At the conclusion of nuclear negotiations in Oslo last week, President Barack Obama “again mentioned the nonexistent fatwa” issued by Iran’s supreme leader, Ayatollah Ali Khamenei, barring development of nuclear weapons, the Middle East Media Research Institute (MEMRI) observed in a report published this week.
“Since Iran’s Supreme Leader has issued a fatwa against the development of nuclear weapons, this framework gives Iran the opportunity to verify that its program is, in fact, peaceful,” Obama said.
“This assertion by the president is not true,” said MEMRI, a Washington-based organization that translates documents and public statements from Persian, Arabic, and other languages into English.
The report issued this week is the organization’s sixth on the nonexistent fatwa since April 2012. It includes MEMRI’s translation of a July 16, 2014, article posted on BBC’s Persian-language service by an Iranian legal expert named Bahman Aghai Diba doubting the very existence of the fatwa.
Diba wrote that the failure to post the fatwa on any of Khamenei’s websites – where detailed descriptions of many other fatwas actually appear – casts doubt on its existence.
Fatwas, he wrote, are “organized according to words, languages, and topics.

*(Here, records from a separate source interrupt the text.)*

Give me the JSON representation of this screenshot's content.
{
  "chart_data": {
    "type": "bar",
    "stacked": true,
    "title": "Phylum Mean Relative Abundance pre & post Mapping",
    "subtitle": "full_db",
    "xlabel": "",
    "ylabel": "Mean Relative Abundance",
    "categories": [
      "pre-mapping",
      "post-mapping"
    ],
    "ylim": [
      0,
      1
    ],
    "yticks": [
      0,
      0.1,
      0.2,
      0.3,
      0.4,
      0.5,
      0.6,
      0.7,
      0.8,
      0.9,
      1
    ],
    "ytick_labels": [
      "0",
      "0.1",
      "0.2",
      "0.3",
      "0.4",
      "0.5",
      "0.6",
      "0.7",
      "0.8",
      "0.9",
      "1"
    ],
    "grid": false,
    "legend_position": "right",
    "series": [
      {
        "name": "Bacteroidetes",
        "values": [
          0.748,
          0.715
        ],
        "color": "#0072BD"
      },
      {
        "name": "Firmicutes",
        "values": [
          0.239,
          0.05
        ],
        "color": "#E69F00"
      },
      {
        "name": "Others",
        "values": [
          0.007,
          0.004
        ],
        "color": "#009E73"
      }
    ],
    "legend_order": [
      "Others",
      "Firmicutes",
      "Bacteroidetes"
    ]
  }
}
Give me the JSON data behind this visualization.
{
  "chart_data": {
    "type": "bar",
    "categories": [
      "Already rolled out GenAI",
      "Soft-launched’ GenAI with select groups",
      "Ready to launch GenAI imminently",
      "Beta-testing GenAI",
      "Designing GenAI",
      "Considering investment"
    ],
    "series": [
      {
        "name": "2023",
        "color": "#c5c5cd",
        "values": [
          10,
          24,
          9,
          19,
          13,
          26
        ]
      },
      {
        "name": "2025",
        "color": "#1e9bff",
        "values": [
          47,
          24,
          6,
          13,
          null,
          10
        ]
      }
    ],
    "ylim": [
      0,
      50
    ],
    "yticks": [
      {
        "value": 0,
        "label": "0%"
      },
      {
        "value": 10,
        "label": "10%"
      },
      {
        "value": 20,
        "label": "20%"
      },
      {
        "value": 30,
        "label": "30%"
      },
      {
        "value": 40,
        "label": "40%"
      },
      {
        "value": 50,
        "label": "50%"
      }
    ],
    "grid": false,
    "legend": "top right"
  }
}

However, such an important fatwa – a fatwa that bans nuclear weapons – on which many high-ranking officials of the Islamic Republic rely appears nowhere.”
Moreover, Diba added, its text “is not found on any website, nor in any of the numerous collections of the Supreme Leader’s publications that are published by the Center for Preserving and Publishing the Works of the Leader, nor in any language.”